Manville suggested that the commission would benefit from having an assigned liaison to MASS MoCA, in order to improve communication regarding this and all future public art projects proposed by the museum. She volunteered to be the liaison, given her already well-established relationships with the museum administrators and educators. She volunteered to check their availability in terms of setting up a public forum. The commission also agreed it would be prudent to ask MASS MoCA to identify a specific liaison to communicate with the Public Arts Commission and attend meetings as a member of the public.
City Councilor Nancy Bullett noted the commission’s role as a recommending body (as opposed to one empowered to assign punishments to those who have broken contracts or otherwise defaced public art), encouraged the creation of a liaison position with the museum, and recommended increasing communication with the public, in general.

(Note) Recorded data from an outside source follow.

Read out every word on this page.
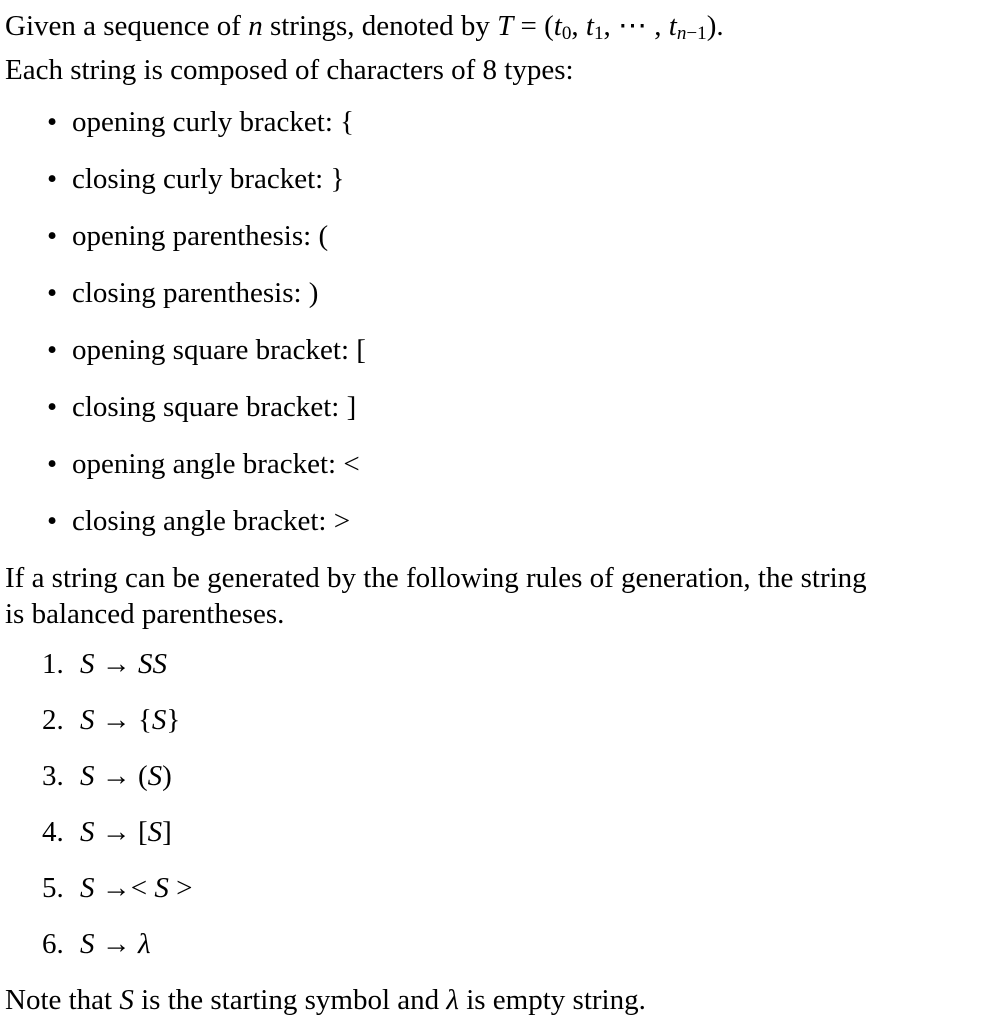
Given a sequence of n strings, denoted by T = (t0, t1, ⋯ , tn−1).
Each string is composed of characters of 8 types:
• opening curly bracket: {
• closing curly bracket: }
• opening parenthesis: (
• closing parenthesis: )
• opening square bracket: [
• closing square bracket: ]
• opening angle bracket: <
• closing angle bracket: >
If a string can be generated by the following rules of generation, the string
is balanced parentheses.
1. S → SS
2. S → {S}
3. S → (S)
4. S → [S]
5. S →< S >
6. S → λ
Note that S is the starting symbol and λ is empty string.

Bill Kolis recommended that the commission use other existing public arts commissions as templates for their by-laws, contracts, etc. He also noted the importance of considering Visual Artists Rights Act (VARA) laws, which Dixon noted the commission has been aware of since its first discussions in December 2015.
Vin Jensen pointed out that this particular issue has many layers, as there are multiple artists whose works were violated. He also noted that, were an individual to paint over a public art exhibit without permission, it would be treated as vandalism. He asked whether or not MASS MoCA had complied with the arts commission guidelines, and Dixon noted that they had not.

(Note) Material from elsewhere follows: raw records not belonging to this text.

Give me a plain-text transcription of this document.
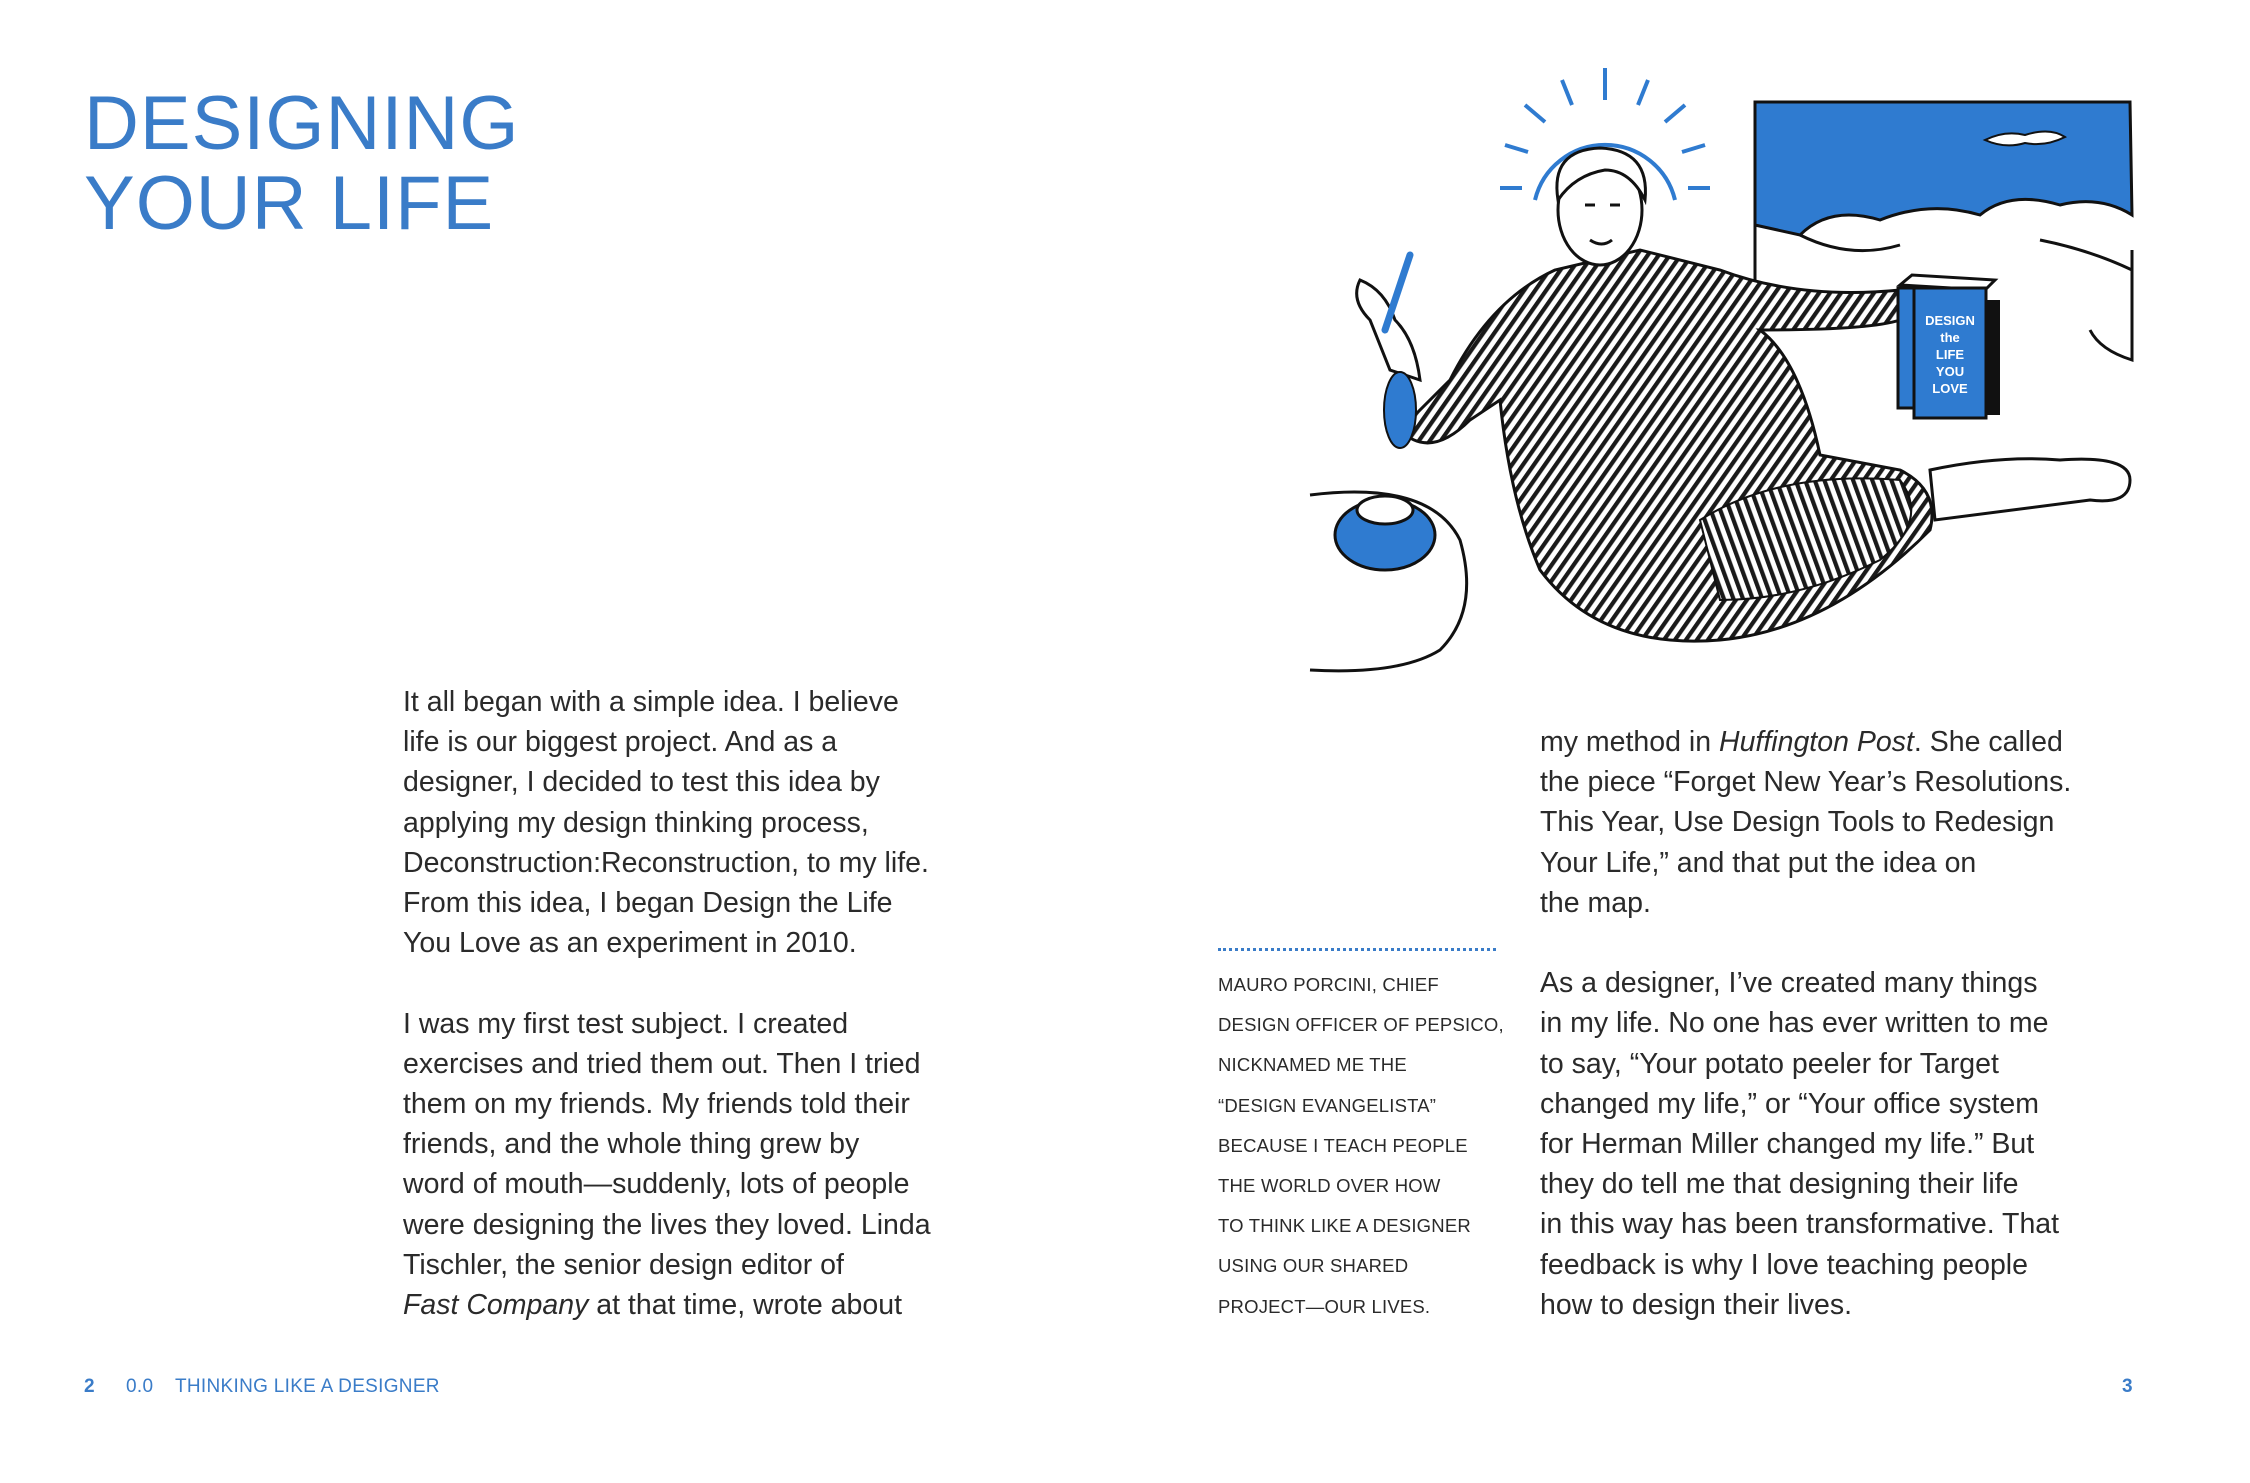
DESIGNING
YOUR LIFE
DESIGN
the
LIFE
YOU
LOVE
It all began with a simple idea. I believe
life is our biggest project. And as a
designer, I decided to test this idea by
applying my design thinking process,
Deconstruction:Reconstruction, to my life.
From this idea, I began Design the Life
You Love as an experiment in 2010.
I was my first test subject. I created
exercises and tried them out. Then I tried
them on my friends. My friends told their
friends, and the whole thing grew by
word of mouth—suddenly, lots of people
were designing the lives they loved. Linda
Tischler, the senior design editor of
Fast Company at that time, wrote about
MAURO PORCINI, CHIEF
DESIGN OFFICER OF PEPSICO,
NICKNAMED ME THE
“DESIGN EVANGELISTA”
BECAUSE I TEACH PEOPLE
THE WORLD OVER HOW
TO THINK LIKE A DESIGNER
USING OUR SHARED
PROJECT—OUR LIVES.
my method in Huffington Post. She called
the piece “Forget New Year’s Resolutions.
This Year, Use Design Tools to Redesign
Your Life,” and that put the idea on
the map.
As a designer, I’ve created many things
in my life. No one has ever written to me
to say, “Your potato peeler for Target
changed my life,” or “Your office system
for Herman Miller changed my life.” But
they do tell me that designing their life
in this way has been transformative. That
feedback is why I love teaching people
how to design their lives.
2 0.0 THINKING LIKE A DESIGNER	3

City Councilor Eric Buddington acknowledged the importance of considering both the legal and moral authority vested in the arts commission by the city.
Phil Sellers commented that the whole experience felt like an important part of a learning curve for the commission and the city, and expressed regret that the administration at MASS MoCA seem to feel they have a right to paint over anyone else’s work when it suits them.
City councilor Bullett noted that this is an opportune time to formalize a reporting mechanism within the commission—a process for reporting instances such as this, when a person or entity does not follow the guidelines set forth by the public arts commission. Dixon noted that MASS MoCA did not submit completed applications for public art, as is required by the arts commission guidelines.
Time and weather restraints have led to this project’s postponement.
This item has been postponed to a future meeting.
Dixon noted that the commission had decided to hold off on creating a template for artist contracts until they were needed. Observing that the time has come, Dixon and Quiñones agreed to draft a contract template to run by the city solicitor and will report back to the commission at a future meeting.
Stephanie Borns asked to whom she should complain about the content of the Jenny Holzer exhibit, noting that she feels the violence described in the text is inappropriate in their current location across the street from a residential neighborhood in which many children live. Dixon referred Borns to Larry Smallwood, the curator of the project, noting that the museum did not submit a completed application for the project.
Future agenda items will include an update on the public forum regarding the Harmonic Bridge/Art About Town pillars project, an update from Manville regarding commission communication with MASS MoCA, a review of the revised application, a review of the contract template, and other items to be determined.
The next meeting of the Public Arts Commission will be held at 5:30p.m. on Thursday, June 29, 2017, at the Eclipse Mill.
With no other business to discuss, Manville moved to adjourn the meeting at 6:58p.m. Blackmer seconded. All voted in favor. None opposed.